Peki, her konuda ABD müesses nizamının safında konumlanan
besleme medyanın Venezuela'dan devede kulak miktarda peynir ithaline bile karşı çıkarak
kazancı ne olacak?
Sanırım cevabı şu haberde fazlasıyla mevcut:
"ABD'nin ünlü düşünce kuruluşu Center for American Progress'ın Türkiye'nin Değişen Medya Ortamı ismiyle yayınladığı raporda,
bazı haber sitelerinin yurt dışı kaynaklı fonlandığı belirtildi...
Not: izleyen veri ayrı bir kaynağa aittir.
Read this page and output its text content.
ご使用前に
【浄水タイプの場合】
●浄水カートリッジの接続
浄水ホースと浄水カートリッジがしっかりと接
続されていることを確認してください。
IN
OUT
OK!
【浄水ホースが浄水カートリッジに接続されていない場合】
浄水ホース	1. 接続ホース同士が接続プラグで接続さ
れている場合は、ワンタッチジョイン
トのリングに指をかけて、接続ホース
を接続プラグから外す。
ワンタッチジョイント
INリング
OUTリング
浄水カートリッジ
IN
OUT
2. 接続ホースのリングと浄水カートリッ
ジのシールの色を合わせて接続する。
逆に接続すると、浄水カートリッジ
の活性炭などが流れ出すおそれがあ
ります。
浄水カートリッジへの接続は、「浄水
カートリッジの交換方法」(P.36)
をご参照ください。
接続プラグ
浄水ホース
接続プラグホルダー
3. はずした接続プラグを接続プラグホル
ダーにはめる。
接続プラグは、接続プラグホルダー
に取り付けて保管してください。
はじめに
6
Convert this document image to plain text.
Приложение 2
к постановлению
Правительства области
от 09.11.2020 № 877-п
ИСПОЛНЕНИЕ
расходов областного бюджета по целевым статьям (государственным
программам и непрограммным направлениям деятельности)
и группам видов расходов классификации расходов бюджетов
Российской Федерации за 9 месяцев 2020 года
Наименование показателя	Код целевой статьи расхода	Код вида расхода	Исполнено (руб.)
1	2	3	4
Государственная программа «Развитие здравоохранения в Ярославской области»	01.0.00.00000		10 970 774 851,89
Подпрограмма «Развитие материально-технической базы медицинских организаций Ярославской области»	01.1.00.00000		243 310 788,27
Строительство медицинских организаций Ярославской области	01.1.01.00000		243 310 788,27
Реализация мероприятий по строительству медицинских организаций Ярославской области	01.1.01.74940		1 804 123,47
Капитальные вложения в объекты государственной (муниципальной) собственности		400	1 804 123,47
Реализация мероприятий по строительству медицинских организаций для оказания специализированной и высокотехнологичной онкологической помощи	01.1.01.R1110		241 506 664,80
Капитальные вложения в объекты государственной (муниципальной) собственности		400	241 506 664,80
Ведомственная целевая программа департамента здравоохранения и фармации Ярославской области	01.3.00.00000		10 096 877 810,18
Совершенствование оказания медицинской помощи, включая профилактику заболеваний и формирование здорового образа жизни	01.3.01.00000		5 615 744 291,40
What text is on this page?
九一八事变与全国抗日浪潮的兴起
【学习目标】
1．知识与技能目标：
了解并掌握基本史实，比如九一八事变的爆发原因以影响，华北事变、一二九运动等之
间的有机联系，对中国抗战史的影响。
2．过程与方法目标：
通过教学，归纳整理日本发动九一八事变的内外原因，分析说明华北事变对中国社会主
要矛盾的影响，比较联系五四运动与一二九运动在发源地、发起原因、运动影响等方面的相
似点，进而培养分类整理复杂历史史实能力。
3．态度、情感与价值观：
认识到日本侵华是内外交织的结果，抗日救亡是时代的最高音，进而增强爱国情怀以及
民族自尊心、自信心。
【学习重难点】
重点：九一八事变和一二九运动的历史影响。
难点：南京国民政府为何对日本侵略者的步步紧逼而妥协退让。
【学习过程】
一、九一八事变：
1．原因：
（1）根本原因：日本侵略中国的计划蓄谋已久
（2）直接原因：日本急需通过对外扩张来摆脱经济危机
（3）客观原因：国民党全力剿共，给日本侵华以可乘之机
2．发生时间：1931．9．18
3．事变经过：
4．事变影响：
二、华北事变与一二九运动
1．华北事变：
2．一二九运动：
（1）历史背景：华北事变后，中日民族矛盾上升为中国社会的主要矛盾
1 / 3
NED ve diğer ABD'li fon kuruluşlarının
Gazete Duvar,
Medyascope,
T24 ve
Bianet gibi medya sitelerini fonlamasının önemli olduğunu açıklayan rapor, bu haber sitelerini "Batı desteği alan dijital kuruluşlar" olarak nitelendirdi ve verilen desteklere rağmen Rusya destekli
Sputnik Türkiye kadar etkili olamadıklarını vurguladı." (Gazeteler)
Ne demişler parayı veren düdüğü çalar.